The Dry Eye Zone

Rebecca's Blog


Study: Some artificial tears more than palliative?

This little tidbit in Experimental Eye Research suggests some doctors are thinking some OTC drops could actually be therapeutic, and they're proposing a theory of how they might be promoting eye surface healing. Hm. I don't know about the theory, but I sure find the highlighted parts of the abstract appealing; to which I'll add: AND OTC!! When the patient can't afford the co-pay, compliance sure takes a dive don't it.
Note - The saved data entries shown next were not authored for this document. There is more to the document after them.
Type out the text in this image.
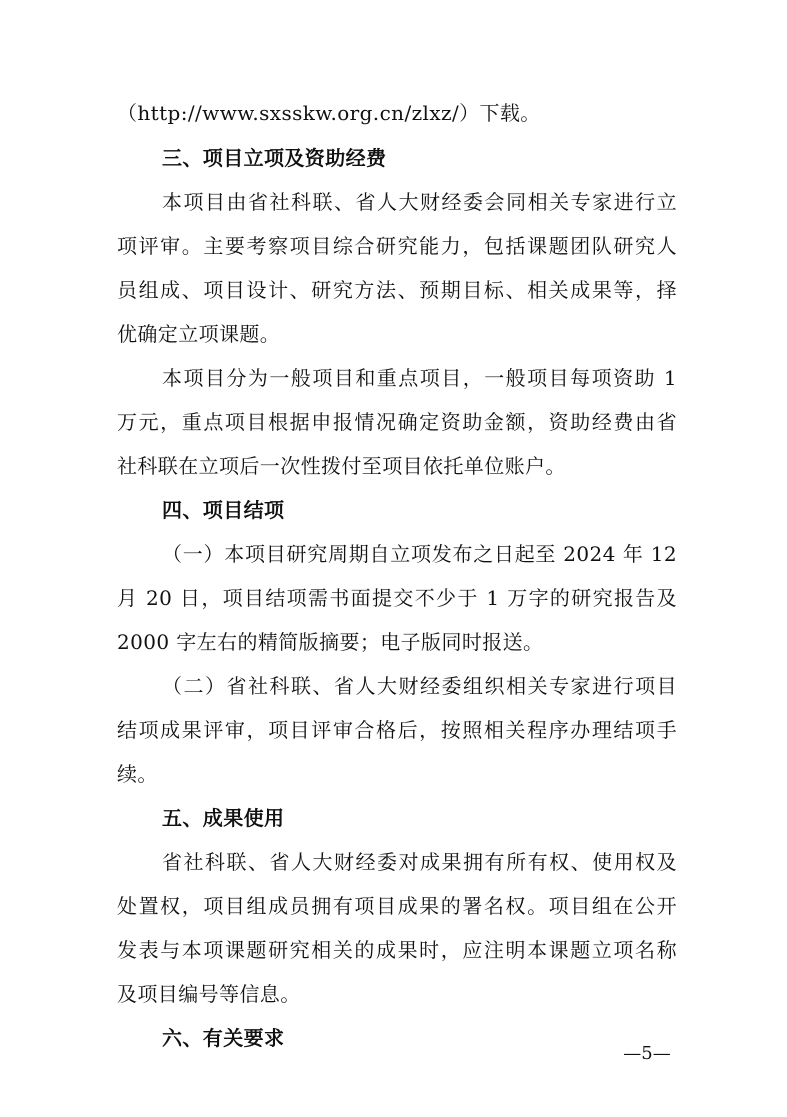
（http://www.sxsskw.org.cn/zlxz/）下载。
三、项目立项及资助经费
本项目由省社科联、省人大财经委会同相关专家进行立
项评审。主要考察项目综合研究能力，包括课题团队研究人
员组成、项目设计、研究方法、预期目标、相关成果等，择
优确定立项课题。
本项目分为一般项目和重点项目，一般项目每项资助 1
万元，重点项目根据申报情况确定资助金额，资助经费由省
社科联在立项后一次性拨付至项目依托单位账户。
四、项目结项
（一）本项目研究周期自立项发布之日起至 2024 年 12
月 20 日，项目结项需书面提交不少于 1 万字的研究报告及
2000 字左右的精简版摘要；电子版同时报送。
（二）省社科联、省人大财经委组织相关专家进行项目
结项成果评审，项目评审合格后，按照相关程序办理结项手
续。
五、成果使用
省社科联、省人大财经委对成果拥有所有权、使用权及
处置权，项目组成员拥有项目成果的署名权。项目组在公开
发表与本项课题研究相关的成果时，应注明本课题立项名称
及项目编号等信息。
六、有关要求
—5—
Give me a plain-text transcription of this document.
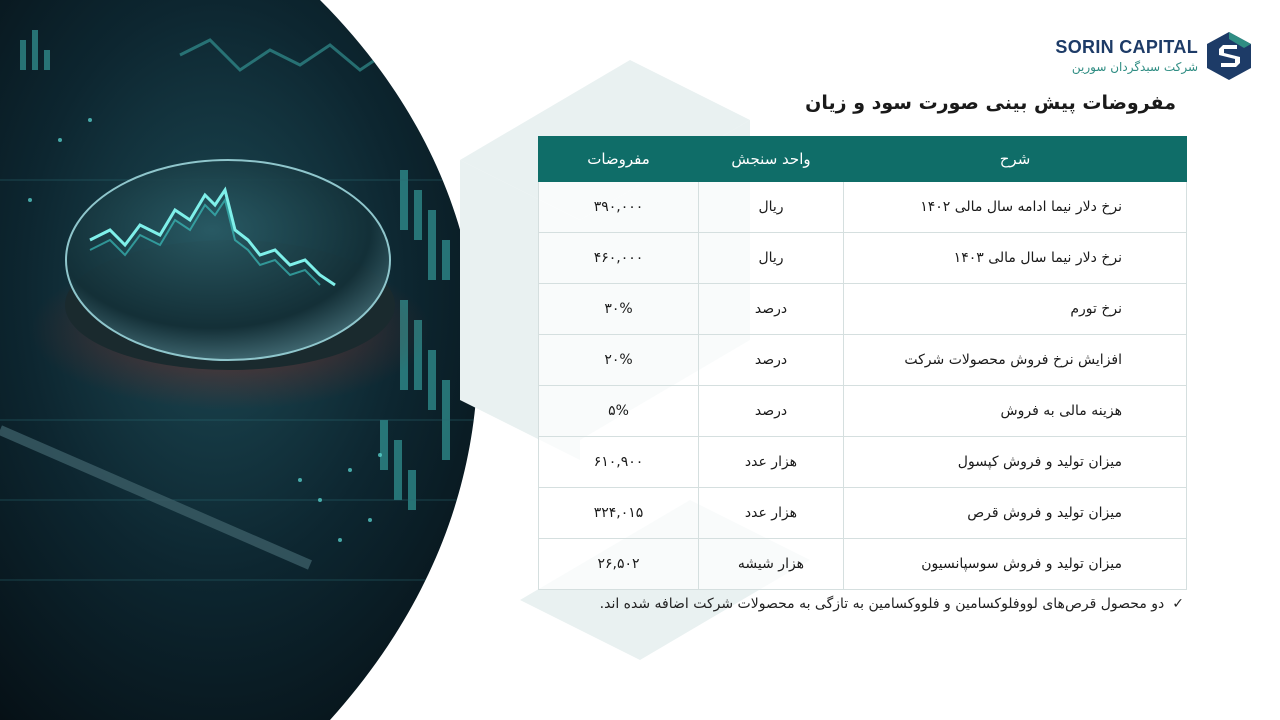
SORIN CAPITAL
شرکت سبدگردان سورین
مفروضات پیش بینی صورت سود و زیان
شرح	واحد سنجش	مفروضات
نرخ دلار نیما ادامه سال مالی ۱۴۰۲	ریال	۳۹۰,۰۰۰
نرخ دلار نیما سال مالی ۱۴۰۳	ریال	۴۶۰,۰۰۰
نرخ تورم	درصد	۳۰%
افزایش نرخ فروش محصولات شرکت	درصد	۲۰%
هزینه مالی به فروش	درصد	۵%
میزان تولید و فروش کپسول	هزار عدد	۶۱۰,۹۰۰
میزان تولید و فروش قرص	هزار عدد	۳۲۴,۰۱۵
میزان تولید و فروش سوسپانسیون	هزار شیشه	۲۶,۵۰۲
✓دو محصول قرص‌های لووفلوکسامین و فلووکسامین به تازگی به محصولات شرکت اضافه شده اند.
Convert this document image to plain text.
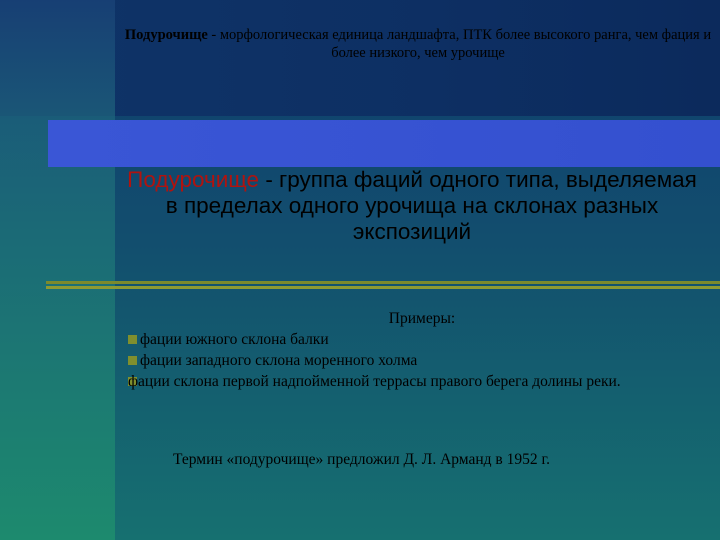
Подурочище - морфологическая единица ландшафта, ПТК более высокого ранга, чем фация и более низкого, чем урочище
Подурочище - группа фаций одного типа, выделяемая в пределах одного урочища на склонах разных экспозиций
Примеры:
фации южного склона балки
фации западного склона моренного холма
фации склона первой надпойменной террасы правого берега долины реки.
Термин «подурочище» предложил Д. Л. Арманд в 1952 г.
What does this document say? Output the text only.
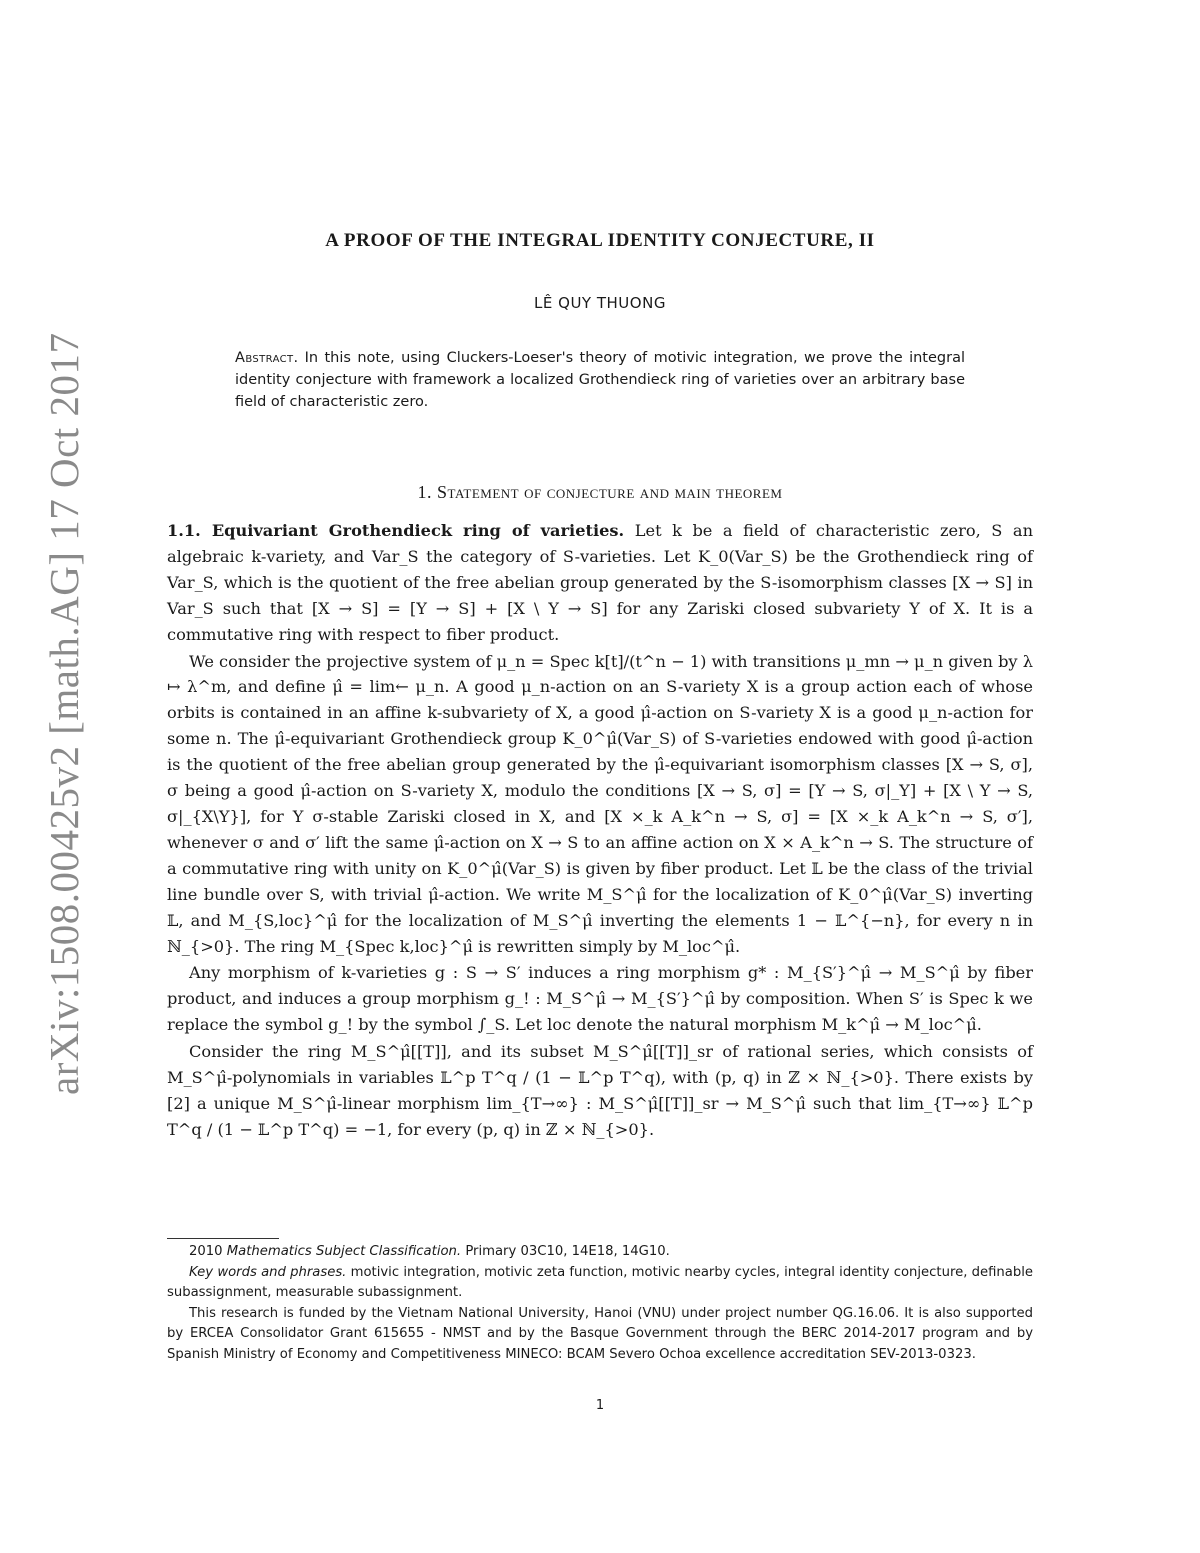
arXiv:1508.00425v2 [math.AG] 17 Oct 2017
A PROOF OF THE INTEGRAL IDENTITY CONJECTURE, II
LÊ QUY THUONG
Abstract. In this note, using Cluckers-Loeser's theory of motivic integration, we prove the integral identity conjecture with framework a localized Grothendieck ring of varieties over an arbitrary base field of characteristic zero.
1. Statement of conjecture and main theorem

1.1. Equivariant Grothendieck ring of varieties. Let k be a field of characteristic zero, S an algebraic k-variety, and Var_S the category of S-varieties. Let K_0(Var_S) be the Grothendieck ring of Var_S, which is the quotient of the free abelian group generated by the S-isomorphism classes [X → S] in Var_S such that [X → S] = [Y → S] + [X \ Y → S] for any Zariski closed subvariety Y of X. It is a commutative ring with respect to fiber product.

We consider the projective system of μ_n = Spec k[t]/(t^n − 1) with transitions μ_mn → μ_n given by λ ↦ λ^m, and define μ̂ = lim← μ_n. A good μ_n-action on an S-variety X is a group action each of whose orbits is contained in an affine k-subvariety of X, a good μ̂-action on S-variety X is a good μ_n-action for some n. The μ̂-equivariant Grothendieck group K_0^μ̂(Var_S) of S-varieties endowed with good μ̂-action is the quotient of the free abelian group generated by the μ̂-equivariant isomorphism classes [X → S, σ], σ being a good μ̂-action on S-variety X, modulo the conditions [X → S, σ] = [Y → S, σ|_Y] + [X \ Y → S, σ|_{X\Y}], for Y σ-stable Zariski closed in X, and [X ×_k A_k^n → S, σ] = [X ×_k A_k^n → S, σ′], whenever σ and σ′ lift the same μ̂-action on X → S to an affine action on X × A_k^n → S. The structure of a commutative ring with unity on K_0^μ̂(Var_S) is given by fiber product. Let 𝕃 be the class of the trivial line bundle over S, with trivial μ̂-action. We write M_S^μ̂ for the localization of K_0^μ̂(Var_S) inverting 𝕃, and M_{S,loc}^μ̂ for the localization of M_S^μ̂ inverting the elements 1 − 𝕃^{−n}, for every n in ℕ_{>0}. The ring M_{Spec k,loc}^μ̂ is rewritten simply by M_loc^μ̂.

Any morphism of k-varieties g : S → S′ induces a ring morphism g* : M_{S′}^μ̂ → M_S^μ̂ by fiber product, and induces a group morphism g_! : M_S^μ̂ → M_{S′}^μ̂ by composition. When S′ is Spec k we replace the symbol g_! by the symbol ∫_S. Let loc denote the natural morphism M_k^μ̂ → M_loc^μ̂.

Consider the ring M_S^μ̂[[T]], and its subset M_S^μ̂[[T]]_sr of rational series, which consists of M_S^μ̂-polynomials in variables 𝕃^p T^q / (1 − 𝕃^p T^q), with (p, q) in ℤ × ℕ_{>0}. There exists by [2] a unique M_S^μ̂-linear morphism lim_{T→∞} : M_S^μ̂[[T]]_sr → M_S^μ̂ such that lim_{T→∞} 𝕃^p T^q / (1 − 𝕃^p T^q) = −1, for every (p, q) in ℤ × ℕ_{>0}.

2010 Mathematics Subject Classification. Primary 03C10, 14E18, 14G10.

Key words and phrases. motivic integration, motivic zeta function, motivic nearby cycles, integral identity conjecture, definable subassignment, measurable subassignment.

This research is funded by the Vietnam National University, Hanoi (VNU) under project number QG.16.06. It is also supported by ERCEA Consolidator Grant 615655 - NMST and by the Basque Government through the BERC 2014-2017 program and by Spanish Ministry of Economy and Competitiveness MINECO: BCAM Severo Ochoa excellence accreditation SEV-2013-0323.

1
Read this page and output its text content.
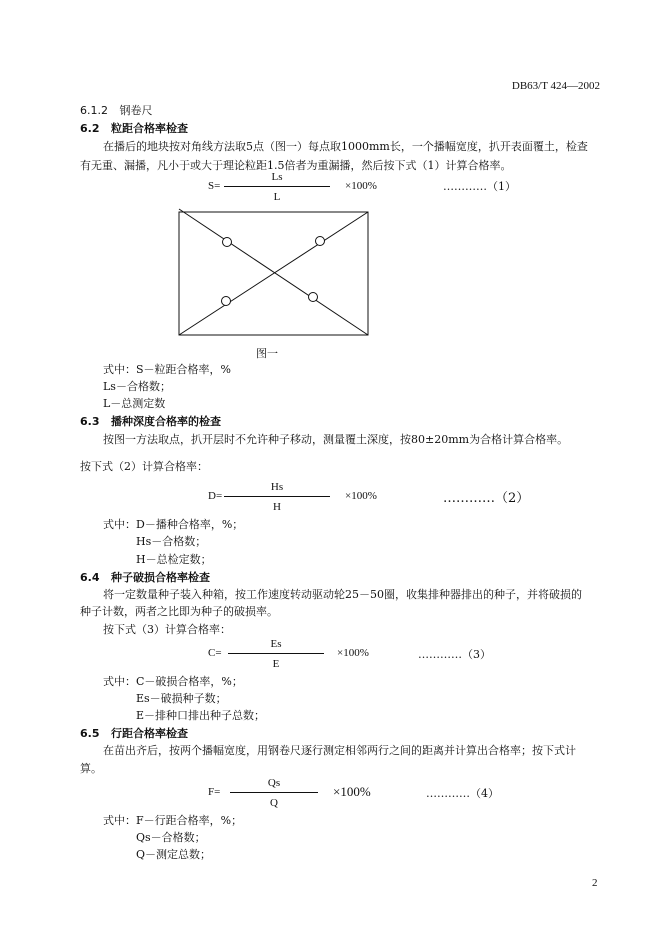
DB63/T 424—2002
6.1.2 钢卷尺
6.2 粒距合格率检查
在播后的地块按对角线方法取5点（图一）每点取1000mm长，一个播幅宽度，扒开表面覆土，检查
有无重、漏播，凡小于或大于理论粒距1.5倍者为重漏播，然后按下式（1）计算合格率。
S=
Ls
L
×100%	…………（1）
图一
式中：S－粒距合格率，%
Ls－合格数；
L－总测定数
6.3 播种深度合格率的检查
按图一方法取点，扒开层时不允许种子移动，测量覆土深度，按80±20mm为合格计算合格率。
按下式（2）计算合格率：
D=
Hs
H
×100%	…………（2）
式中：D－播种合格率，%；
Hs－合格数；
H－总检定数；
6.4 种子破损合格率检查
将一定数量种子装入种箱，按工作速度转动驱动轮25－50圈，收集排种器排出的种子，并将破损的
种子计数，两者之比即为种子的破损率。
按下式（3）计算合格率：
C=
Es
E
×100%	…………（3）
式中：C－破损合格率，%；
Es－破损种子数；
E－排种口排出种子总数；
6.5 行距合格率检查
在苗出齐后，按两个播幅宽度，用钢卷尺逐行测定相邻两行之间的距离并计算出合格率；按下式计
算。
F=
Qs
Q
×100%	…………（4）
式中：F－行距合格率，%；
Qs－合格数；
Q－测定总数；
2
Activation of the epidermal growth factor receptor by hydrogels in artificial tears.
Lozano JS, Chay EY, Healey J, Sullenberger R, Klarlund JK.
Exp Eye Res. 2007 Dec 23

Most formulations of artificial tears include high-molecular weight hydrophilic polymers (hydrogels) that are usually thought to serve to enhance viscosity and to act as demulcents. A few reports have indicated that application of some of the polymers accelerates healing of wounds in epithelia. Since activation of the epidermal growth factor (EGF) receptor is critical for spontaneous corneal epithelial wound healing, we tested commonly used hydrogels for their ability to activate the EGF receptor and enhance closure of wounds. Five structurally unrelated hydrogels used in artificial tears were found to activate the EGF receptor. Importantly, two of the hydrogels enhanced wound healing in an organ culture model. We propose that the efficacy of hydrogels in treating dry eye may be related to their ability to activate the EGF receptor, and that hydrogels are inexpensive, safe agents to promote healing of wounds in the cornea and possibly in other tissues.